Doch das Warten hat sich trotz Motzerei gelohnt: Denn der gut gelaunte Langbart beschert seinen Zuhörern zwischen all dem Krach ein wenig Balsam für die Ohren. Ausgestattet mit Akustikgitarre und überraschend geschmeidiger Brummbär-Stimme sorgt STEVE VON TILL für wahre NICK CAVE-Momente. Dank schwer aufgeheizter Luft und sparsam rationierten (weil fünf Euro teurem) Bieres kommt laue Spätsommer-Stimmung auf – eine andächtige Verschnaufpause für die Anwesenden und den Musiker, der in den kommenden beiden Tagen noch oft auf die Bühne klettern wird.
Kollege Kostudis hingegen pfeift auf Steve und dessen Lagerfeuer-Nummer, da er keinen Bock aufs Anstehen hat. Ohnehin treiben den Kollegen andere Pläne voran. Pläne, welche durch flüchtiges Hören eines Songs vor einigen Wochen im Internet reiften. Er kämpft sich vor in den Green Room, der bis zum Rand gefüllt ist. Scheint, als hätten auch andere Leute vom Geheimtipp Wind bekommen: SINISTRO.
Eine Band, die Kollege Kostudis später als „Entdeckung des Wochenendes“ preisen wird – exzessiver Merchhaul inklusive, versteht sich. Denn die Portugiesen verzaubern den Kollegen von der ersten Minute an mit ihren schweren, nachdenklichen Post-Metal-Epen, mit ihrer Wucht, mit ihren Melodien, mit diesem wunderbaren, teils ein wenig verrückt anmutenden Singsang. Wahnsinn, was die Band um Frontfrau Patricia Andrade hier auf die Bretter zaubern.
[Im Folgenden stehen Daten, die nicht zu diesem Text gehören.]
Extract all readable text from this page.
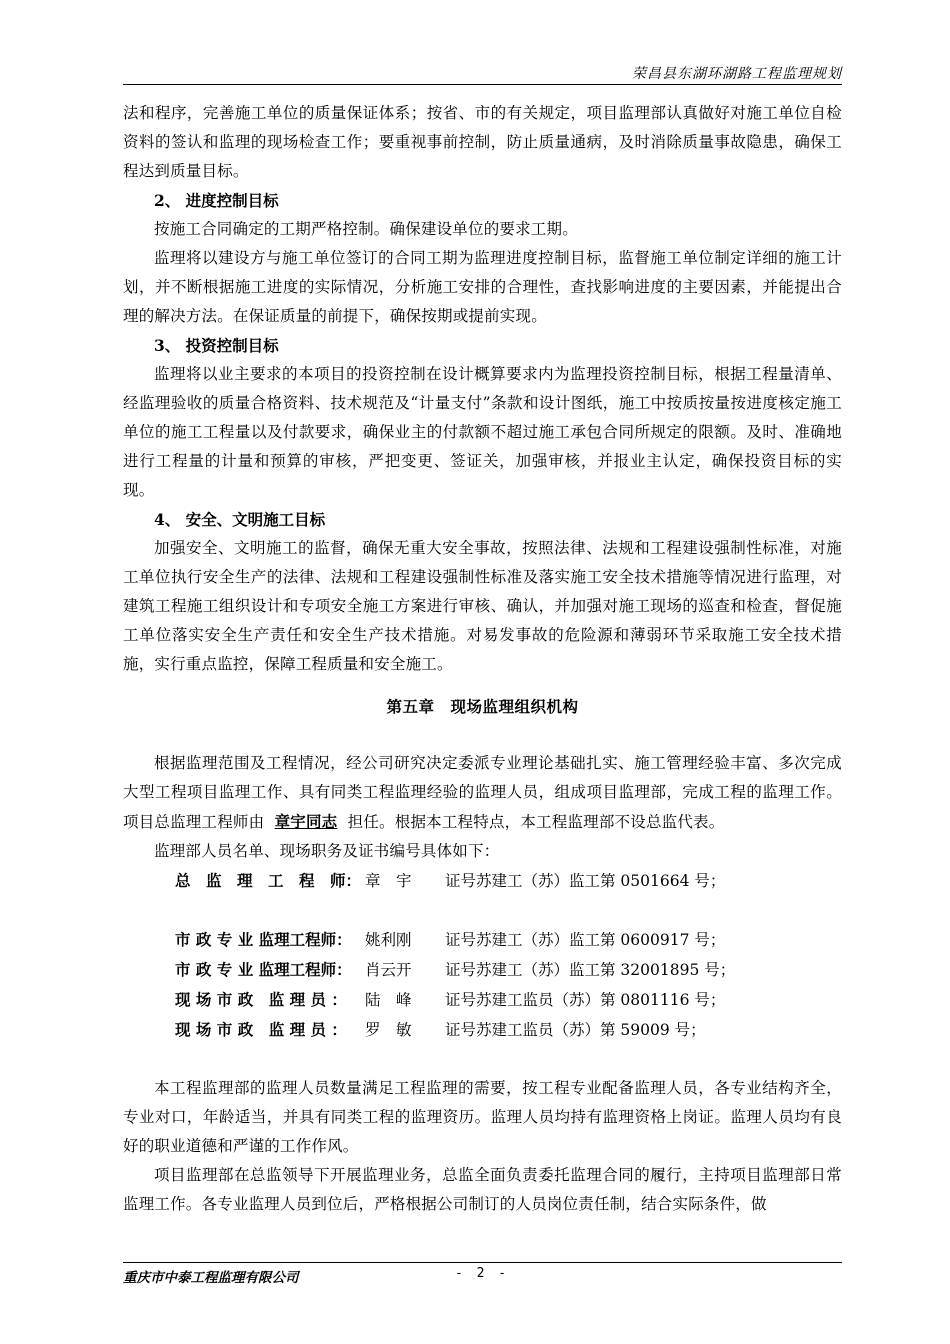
荣昌县东湖环湖路工程监理规划

法和程序，完善施工单位的质量保证体系；按省、市的有关规定，项目监理部认真做好对施工单位自检资料的签认和监理的现场检查工作；要重视事前控制，防止质量通病，及时消除质量事故隐患，确保工程达到质量目标。

2、 进度控制目标

按施工合同确定的工期严格控制。确保建设单位的要求工期。

监理将以建设方与施工单位签订的合同工期为监理进度控制目标，监督施工单位制定详细的施工计划，并不断根据施工进度的实际情况，分析施工安排的合理性，查找影响进度的主要因素，并能提出合理的解决方法。在保证质量的前提下，确保按期或提前实现。

3、 投资控制目标

监理将以业主要求的本项目的投资控制在设计概算要求内为监理投资控制目标，根据工程量清单、经监理验收的质量合格资料、技术规范及“计量支付”条款和设计图纸，施工中按质按量按进度核定施工单位的施工工程量以及付款要求，确保业主的付款额不超过施工承包合同所规定的限额。及时、准确地进行工程量的计量和预算的审核，严把变更、签证关，加强审核，并报业主认定，确保投资目标的实现。

4、 安全、文明施工目标

加强安全、文明施工的监督，确保无重大安全事故，按照法律、法规和工程建设强制性标准，对施工单位执行安全生产的法律、法规和工程建设强制性标准及落实施工安全技术措施等情况进行监理，对建筑工程施工组织设计和专项安全施工方案进行审核、确认，并加强对施工现场的巡查和检查，督促施工单位落实安全生产责任和安全生产技术措施。对易发事故的危险源和薄弱环节采取施工安全技术措施，实行重点监控，保障工程质量和安全施工。

第五章　现场监理组织机构

根据监理范围及工程情况，经公司研究决定委派专业理论基础扎实、施工管理经验丰富、多次完成大型工程项目监理工作、具有同类工程监理经验的监理人员，组成项目监理部，完成工程的监理工作。项目总监理工程师由 章宇同志 担任。根据本工程特点，本工程监理部不设总监代表。

监理部人员名单、现场职务及证书编号具体如下：

总　监　理　工　程　师： 章　宇	证号苏建工（苏）监工第 0501664 号；
市 政 专 业 监理工程师： 姚利刚	证号苏建工（苏）监工第 0600917 号；
市 政 专 业 监理工程师： 肖云开	证号苏建工（苏）监工第 32001895 号；
现 场 市 政　监 理 员 ：	陆　峰	证号苏建工监员（苏）第 0801116 号；
现 场 市 政　监 理 员 ：	罗　敏	证号苏建工监员（苏）第 59009 号；

本工程监理部的监理人员数量满足工程监理的需要，按工程专业配备监理人员，各专业结构齐全，专业对口，年龄适当，并具有同类工程的监理资历。监理人员均持有监理资格上岗证。监理人员均有良好的职业道德和严谨的工作作风。

项目监理部在总监领导下开展监理业务，总监全面负责委托监理合同的履行，主持项目监理部日常监理工作。各专业监理人员到位后，严格根据公司制订的人员岗位责任制，结合实际条件，做

重庆市中泰工程监理有限公司	- 2 -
Kollege Kostudis drängt sich verzückt auf der Empore, lässt sich von den getragenen Klangmassen der Iberer hinwegtragen, ist vollständig ergriffen, gedankenversunken und gelähmt – und schmunzelt nur dann, wenn die Portugiesen beim letzten Song einen BONGRIPPER-Gedächtnispart auspacken. Ganz, ganz stark.
Später am Tag entdeckt Kollege Klug beim Inspizieren der Einkäufe des noch in der Vinyl-Testphase befindlichen Kollegen Kostudis wenig überraschend auch eine SINISTRO-Platte. Positiv verzückt ist er jedoch nicht nur vom plötzliche Wechsel des favorisierten Audiowiedergabemediums, sondern insbesondere von der aufgedruckten Empfehlung des Labels.
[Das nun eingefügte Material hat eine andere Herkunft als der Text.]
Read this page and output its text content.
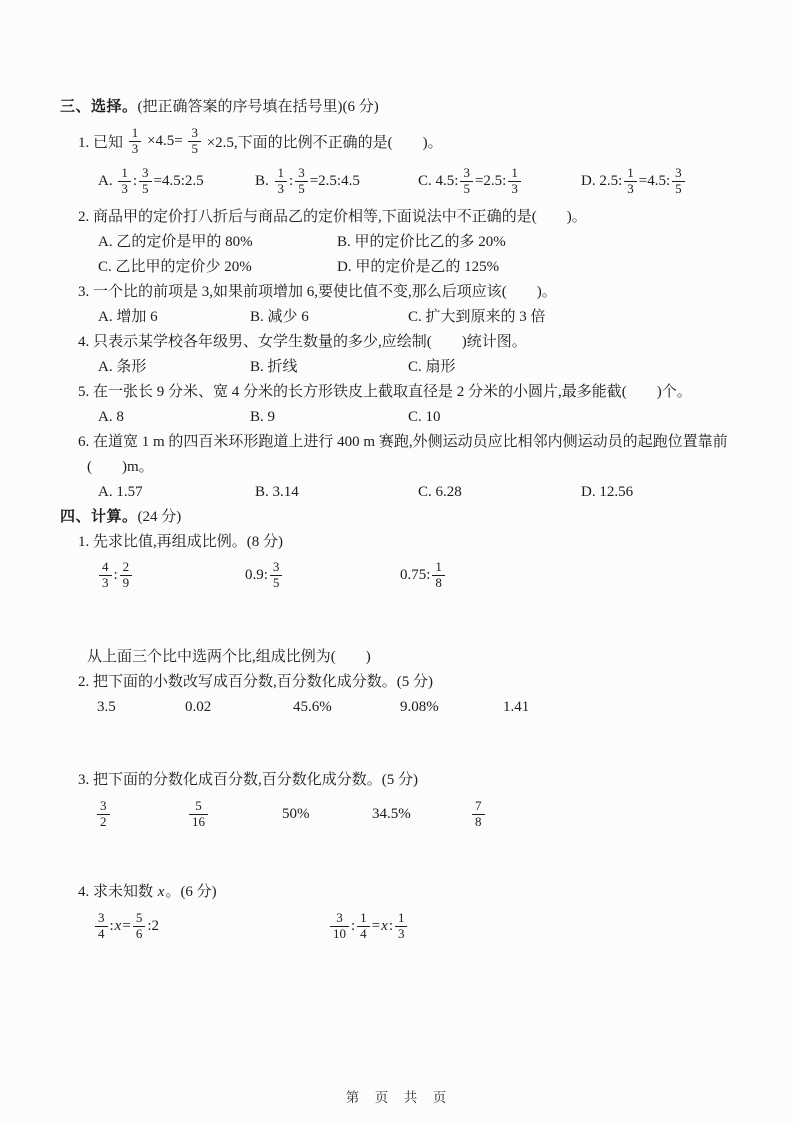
三、选择。(把正确答案的序号填在括号里)(6 分)
1. 已知 $\frac{1}{3} \times 4.5= \frac{3}{5} \times 2.5$,下面的比例不正确的是(　　)。
A. $\frac{1}{3}$ : $\frac{3}{5}$ =4.5:2.5	B. $\frac{1}{3}$ : $\frac{3}{5}$ =2.5:4.5	C. 4.5: $\frac{3}{5} =2.5$: $\frac{1}{3}$	D. 2.5: $\frac{1}{3} =4.5$: $\frac{3}{5}$
2. 商品甲的定价打八折后与商品乙的定价相等,下面说法中不正确的是(　　)。
A. 乙的定价是甲的 80%	B. 甲的定价比乙的多 20%
C. 乙比甲的定价少 20%	D. 甲的定价是乙的 125%
3. 一个比的前项是 3,如果前项增加 6,要使比值不变,那么后项应该(　　)。
A. 增加 6	B. 减少 6	C. 扩大到原来的 3 倍
4. 只表示某学校各年级男、女学生数量的多少,应绘制(　　)统计图。
A. 条形	B. 折线	C. 扇形
5. 在一张长 9 分米、宽 4 分米的长方形铁皮上截取直径是 2 分米的小圆片,最多能截(　　)个。
A. 8	B. 9	C. 10
6. 在道宽 1 m 的四百米环形跑道上进行 400 m 赛跑,外侧运动员应比相邻内侧运动员的起跑位置靠前
(　　)m。
A. 1.57	B. 3.14	C. 6.28	D. 12.56
四、计算。(24 分)
1. 先求比值,再组成比例。(8 分)
$\frac{4}{3}$ : $\frac{2}{9}$	0.9: $\frac{3}{5}$	0.75: $\frac{1}{8}$
从上面三个比中选两个比,组成比例为(　　)
2. 把下面的小数改写成百分数,百分数化成分数。(5 分)
3.5	0.02	45.6%	9.08%	1.41
3. 把下面的分数化成百分数,百分数化成分数。(5 分)
$\frac{3}{2}$	$\frac{5}{16}$	50%	34.5%	$\frac{7}{8}$
4. 求未知数 x 。(6 分)
$\frac{3}{4}$ : $x = \frac{5}{6}$ :2	$\frac{3}{10}$ : $\frac{1}{4} = x$ : $\frac{1}{3}$
第　页　共　页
„Recommended if you like: Swans, Lana Del Rey, London Grammar.“
Und Lana + schleppender Doom ist gleich Eternal Love für den Kollegen.
Wer lieber schnell statt schleppend spielt, der kann ja auch früher Bier trinken gehen. Zu vermuten ist ernsthaft, dass dies die Gründungsdevise des Grindcore gewesen sein muss. Und zumindest in dieser Hinsicht passen REPULSION perfekt in den von Ex-NAPALM DEATH-Sänger Lee Dorian kurierten Abend. Wurden jene bei ihrem Auftritt 2014 an gleicher Stelle noch überzeugt, ein „doomiges“ und etwas gedrosseltes Set zu spielen, so gilt diese Maßgabe für REPULSION am heutigen Tage kein bisschen. Es wird gegrindet und geholzt, als gäbe es kein Morgen. Da fliegen dem Kollegen Lattemann verbal Körperteile entgegen, es wird geschlachtet und gehackt. Das ist natürlich höchst unterhaltsam und spart keinen Klassiker des einzigen und wahren Werks der Band, „Horrified“, aus. „Repulsion“, „Eaten Alive“, „Decomposed“ – eine Setlist wie ein blutiger Horrorfilm. Zum mächtigen „Bodily Dismemberment“ gibt es dann von Bassist und Sänger Scott Carlson noch eine nette Anekdote: Diesen Song habe man im Schlafzimmer von Chuck Schuldiner (DEATH) geschrieben, als jener unterwegs zur Arbeit war. Auch nicht schlecht. So kommt es dann auch zu einem Phänomen, dass man beim Roadburn nicht allzu häufig sieht: Ein richtiger Mosh-Pit. Jaja. Nicht dieses intellektuelle Rumgestehe, um ja den Vinyl-Jutebeutel nicht zu beschmutzen. Neeeein. Richtiges Metal-Gehabe. Schön, findet der Lattemann.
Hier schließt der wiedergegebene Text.